By Megan Bertrand
Parent conferences should be a time where school leaders and parents work together to support student learning by creating a space where meaningful, child-specific conversations take place.
When students are at school, they have many unique behavioral interactions with other students, teachers, school leaders, coaches, support staff, etc. Kickboard allows school leaders to assign positive, negative or neutral values to different types of behaviors and provides a digital space for staff to record and document these interactions in order to learn from and analyze them later.
The information collected by teachers in Kickboard indicates how students are doing in each class and throughout the day. This individual student data can be a powerful tool for school leaders when meeting with parents.
During parent conferences, school leaders and teachers can reference multiple Kickboard reports, which give parents an easily-accessible view of the behavior patterns of their child. Together, school leaders and parents can use data recorded by the teachers to identify specific classes, teachers, or time frames where a child may be displaying a certain behavior, as well as celebrate positive behavior choices a student is making.
Using the data during a conference allows the conversation to be student-focused and action-driven. After the conference has concluded parents and school leaders should continue to monitor the student’s behavior on Kickboard and celebrate or address changes in behavior.
Here are some best practices for using Kickboard when meeting with parents.
1. Do your background research
Before meeting with a parent, print the student's behavior report from Kickboard and highlight specific areas that should be celebrated or addressed during the meeting. Kickboard has multiple report options where you can show visuals of behavior patterns or print a detailed behavior log with teacher comments. Print an extra copy for the parent so they can follow along during your conversation and take it home.
Prior to your meeting, review the data to identify positive pieces to celebrate, and areas for growth where the child’s behavior could improve. In addition, print the student's Family Portal Access Code so that you can review with the parent how to communicate and follow-up after your initial meeting.

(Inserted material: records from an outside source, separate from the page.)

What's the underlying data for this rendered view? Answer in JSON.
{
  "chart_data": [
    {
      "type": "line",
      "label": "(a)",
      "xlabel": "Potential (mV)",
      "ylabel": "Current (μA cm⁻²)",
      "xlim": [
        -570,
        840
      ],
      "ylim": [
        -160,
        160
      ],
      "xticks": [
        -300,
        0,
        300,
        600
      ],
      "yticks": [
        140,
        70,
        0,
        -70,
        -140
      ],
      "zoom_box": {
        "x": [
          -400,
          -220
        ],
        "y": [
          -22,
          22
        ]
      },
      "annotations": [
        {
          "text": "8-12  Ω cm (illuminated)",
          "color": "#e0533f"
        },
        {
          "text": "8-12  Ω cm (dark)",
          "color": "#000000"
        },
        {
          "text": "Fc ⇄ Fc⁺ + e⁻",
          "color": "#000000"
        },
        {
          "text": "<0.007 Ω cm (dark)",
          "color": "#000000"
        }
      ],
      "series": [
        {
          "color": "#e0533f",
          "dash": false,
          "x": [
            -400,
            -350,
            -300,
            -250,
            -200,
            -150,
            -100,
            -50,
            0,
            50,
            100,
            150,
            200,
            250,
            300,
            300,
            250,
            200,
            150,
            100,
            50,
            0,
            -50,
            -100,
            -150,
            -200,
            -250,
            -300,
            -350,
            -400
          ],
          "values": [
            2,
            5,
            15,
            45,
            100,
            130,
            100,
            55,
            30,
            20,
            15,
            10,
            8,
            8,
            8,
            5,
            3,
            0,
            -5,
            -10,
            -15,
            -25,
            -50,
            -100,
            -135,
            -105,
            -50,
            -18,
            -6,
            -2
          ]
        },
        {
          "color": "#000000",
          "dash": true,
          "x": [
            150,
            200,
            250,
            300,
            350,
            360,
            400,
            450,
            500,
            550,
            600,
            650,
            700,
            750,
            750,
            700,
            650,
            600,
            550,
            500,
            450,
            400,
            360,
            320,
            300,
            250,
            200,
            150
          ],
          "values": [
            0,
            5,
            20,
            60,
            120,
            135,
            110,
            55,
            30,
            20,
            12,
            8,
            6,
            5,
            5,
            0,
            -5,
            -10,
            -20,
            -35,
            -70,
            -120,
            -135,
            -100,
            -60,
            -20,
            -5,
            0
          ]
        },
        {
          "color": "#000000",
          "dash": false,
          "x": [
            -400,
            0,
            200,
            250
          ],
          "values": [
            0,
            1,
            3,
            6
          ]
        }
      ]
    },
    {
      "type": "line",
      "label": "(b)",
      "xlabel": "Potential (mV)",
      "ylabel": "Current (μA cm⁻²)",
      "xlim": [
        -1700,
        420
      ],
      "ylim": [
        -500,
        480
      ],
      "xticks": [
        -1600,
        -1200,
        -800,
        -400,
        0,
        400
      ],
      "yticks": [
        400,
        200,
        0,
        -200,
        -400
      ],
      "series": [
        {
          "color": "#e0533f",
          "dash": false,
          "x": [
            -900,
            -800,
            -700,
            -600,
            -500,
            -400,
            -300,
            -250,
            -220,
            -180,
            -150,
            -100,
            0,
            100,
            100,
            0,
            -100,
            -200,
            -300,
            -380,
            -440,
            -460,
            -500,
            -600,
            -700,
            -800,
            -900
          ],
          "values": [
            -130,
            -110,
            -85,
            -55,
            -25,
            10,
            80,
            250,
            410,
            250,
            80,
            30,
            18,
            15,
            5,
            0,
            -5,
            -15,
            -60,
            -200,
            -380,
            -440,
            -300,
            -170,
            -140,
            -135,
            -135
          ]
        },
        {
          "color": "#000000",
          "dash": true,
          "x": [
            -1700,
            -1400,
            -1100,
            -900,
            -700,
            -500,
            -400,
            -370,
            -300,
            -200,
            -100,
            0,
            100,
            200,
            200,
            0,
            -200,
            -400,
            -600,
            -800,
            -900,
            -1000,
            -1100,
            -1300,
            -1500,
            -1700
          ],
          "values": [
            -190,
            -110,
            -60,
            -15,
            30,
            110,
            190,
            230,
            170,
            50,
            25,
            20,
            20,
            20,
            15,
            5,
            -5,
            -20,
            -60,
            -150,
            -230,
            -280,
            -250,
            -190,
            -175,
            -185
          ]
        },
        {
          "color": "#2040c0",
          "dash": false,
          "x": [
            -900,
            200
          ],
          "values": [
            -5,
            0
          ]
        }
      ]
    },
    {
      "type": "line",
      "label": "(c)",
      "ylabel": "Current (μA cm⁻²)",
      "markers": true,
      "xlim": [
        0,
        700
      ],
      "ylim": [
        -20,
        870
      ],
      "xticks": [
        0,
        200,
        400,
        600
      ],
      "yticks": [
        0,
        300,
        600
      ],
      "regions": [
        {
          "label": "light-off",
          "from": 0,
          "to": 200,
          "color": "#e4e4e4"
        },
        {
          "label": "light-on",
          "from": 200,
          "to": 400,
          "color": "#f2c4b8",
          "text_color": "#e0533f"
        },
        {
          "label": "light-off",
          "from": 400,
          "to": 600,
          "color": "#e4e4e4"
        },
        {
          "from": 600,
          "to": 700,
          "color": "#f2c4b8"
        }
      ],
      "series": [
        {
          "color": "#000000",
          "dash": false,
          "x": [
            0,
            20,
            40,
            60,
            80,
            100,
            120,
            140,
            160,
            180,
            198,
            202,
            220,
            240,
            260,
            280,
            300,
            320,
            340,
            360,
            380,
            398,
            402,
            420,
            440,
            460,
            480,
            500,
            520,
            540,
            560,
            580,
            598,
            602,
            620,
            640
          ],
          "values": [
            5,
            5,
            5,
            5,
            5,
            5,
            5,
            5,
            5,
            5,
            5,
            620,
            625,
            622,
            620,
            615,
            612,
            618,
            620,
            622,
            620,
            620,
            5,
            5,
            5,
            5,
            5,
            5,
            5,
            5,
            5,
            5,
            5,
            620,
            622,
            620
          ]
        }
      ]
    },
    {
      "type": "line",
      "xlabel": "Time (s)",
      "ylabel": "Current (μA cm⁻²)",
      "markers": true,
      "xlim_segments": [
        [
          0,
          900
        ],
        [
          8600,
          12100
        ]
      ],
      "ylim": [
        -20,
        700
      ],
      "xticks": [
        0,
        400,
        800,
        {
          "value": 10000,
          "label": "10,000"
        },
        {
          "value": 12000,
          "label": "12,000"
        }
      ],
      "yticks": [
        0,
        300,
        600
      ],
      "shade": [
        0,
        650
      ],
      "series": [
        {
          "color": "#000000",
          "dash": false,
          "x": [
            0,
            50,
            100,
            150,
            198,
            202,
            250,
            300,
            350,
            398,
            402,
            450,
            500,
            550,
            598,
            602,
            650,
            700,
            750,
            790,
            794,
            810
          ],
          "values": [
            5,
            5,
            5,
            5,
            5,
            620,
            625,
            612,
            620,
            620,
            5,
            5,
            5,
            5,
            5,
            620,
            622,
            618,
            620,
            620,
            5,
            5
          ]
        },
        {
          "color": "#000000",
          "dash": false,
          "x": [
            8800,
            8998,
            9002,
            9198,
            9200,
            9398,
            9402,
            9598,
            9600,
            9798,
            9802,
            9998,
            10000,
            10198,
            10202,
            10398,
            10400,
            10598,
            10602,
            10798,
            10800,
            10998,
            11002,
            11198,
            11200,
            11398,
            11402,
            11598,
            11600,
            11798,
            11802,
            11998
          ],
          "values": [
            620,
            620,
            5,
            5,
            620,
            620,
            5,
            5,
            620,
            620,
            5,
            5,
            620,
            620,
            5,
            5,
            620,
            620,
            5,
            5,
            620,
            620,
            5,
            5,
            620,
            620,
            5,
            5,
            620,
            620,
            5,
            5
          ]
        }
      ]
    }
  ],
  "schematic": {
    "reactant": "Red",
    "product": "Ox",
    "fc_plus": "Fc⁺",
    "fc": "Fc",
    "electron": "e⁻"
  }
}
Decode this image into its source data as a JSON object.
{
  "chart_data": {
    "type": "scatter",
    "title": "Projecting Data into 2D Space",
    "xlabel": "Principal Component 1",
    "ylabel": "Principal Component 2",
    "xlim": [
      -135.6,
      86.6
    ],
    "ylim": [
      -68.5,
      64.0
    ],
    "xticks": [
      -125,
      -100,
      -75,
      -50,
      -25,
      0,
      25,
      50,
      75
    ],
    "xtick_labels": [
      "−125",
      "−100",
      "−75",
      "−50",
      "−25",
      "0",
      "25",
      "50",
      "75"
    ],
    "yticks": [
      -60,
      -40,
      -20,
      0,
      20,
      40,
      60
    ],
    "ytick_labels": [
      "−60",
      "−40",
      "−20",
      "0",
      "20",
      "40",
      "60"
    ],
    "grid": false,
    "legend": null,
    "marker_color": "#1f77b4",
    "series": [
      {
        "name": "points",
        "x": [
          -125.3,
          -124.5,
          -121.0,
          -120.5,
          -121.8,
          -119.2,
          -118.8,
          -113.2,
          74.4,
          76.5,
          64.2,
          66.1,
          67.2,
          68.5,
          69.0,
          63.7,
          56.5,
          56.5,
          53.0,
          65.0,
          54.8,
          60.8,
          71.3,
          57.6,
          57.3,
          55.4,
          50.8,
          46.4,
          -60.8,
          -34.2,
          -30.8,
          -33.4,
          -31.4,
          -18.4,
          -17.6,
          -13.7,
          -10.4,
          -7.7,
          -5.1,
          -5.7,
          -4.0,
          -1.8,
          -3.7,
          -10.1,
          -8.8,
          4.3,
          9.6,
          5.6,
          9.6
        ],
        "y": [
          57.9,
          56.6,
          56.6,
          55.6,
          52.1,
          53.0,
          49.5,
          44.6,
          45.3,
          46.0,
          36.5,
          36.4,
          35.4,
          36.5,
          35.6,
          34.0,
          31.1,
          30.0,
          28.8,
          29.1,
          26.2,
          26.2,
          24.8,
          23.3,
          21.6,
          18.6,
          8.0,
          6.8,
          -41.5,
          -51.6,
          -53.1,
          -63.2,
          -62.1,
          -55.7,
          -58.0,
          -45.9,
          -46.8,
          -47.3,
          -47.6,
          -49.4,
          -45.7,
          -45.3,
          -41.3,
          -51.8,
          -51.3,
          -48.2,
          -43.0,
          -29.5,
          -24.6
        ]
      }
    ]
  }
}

Kickboard’s analysis tools are also a great place to gather student-specific information for a conference. Analyze the student’s positivity ratio to show how staff are interacting with the child, or pull up a table of interactions to see which specific behaviors are tracked the most often for the student.
2. Start with a positive
From the interactions table on Answers, choose something positive to share about the child. This can either be a behavior pattern, or specific teacher comments. You can also explain the currency system or SEL curriculum that your school uses so the parent can understand the numeric representation to the specific interaction being recorded. Emphasize the importance of recognizing and rewarding positive behaviors both at home and at school.
3. Review the corrective data
The data located in Kickboard allows schools to easily identify trends and further determine areas for improvement. For example, once you review both the individual child and classroom teacher’s data, you may notice that a child is frequently recorded as being off task during math instruction, which can be a topic of discussion and action planning with the parent during the conference. This data gives the school leader context to build from when discussing not only the parent concerns but possible solutions that could be implemented on an individual level.
4. Determine next steps
Together, determine a plan that addresses the specific behavior pattern and focuses on actionable outcomes for the student. Discuss how the teacher will use Kickboard as a way to communicate classroom interactions so parents can have specific look-fors which will foster a team-based approach and allow for positive reinforcement both in school and at home. It’s best to choose one specific behavior to focus on correcting, and not pile on multiple issues in one conference.
5. Provide the tools for success
Using their student-specific Family Portal Access Code, help the parent login and teach them how to see behavior information on their child’s account. The student can access their information with a separate login, so that all parties are aware of the behavior progress and student actions taking place at school.
6. Communicate and follow up
If the conference is led by an administrator and the teacher is not present, the school leader can use Kickboard to communicate the actions discussed with the family back to the teacher. Create a behavior button on Kickboard titled “Parent Conference With School Leader” where the school leader can document when they have met with a parent and include notes as to what was discussed, as well as the action plan and follow-up process. This way communication is consistent, and the teacher is informed about meeting topics and how they can support that child in the classroom.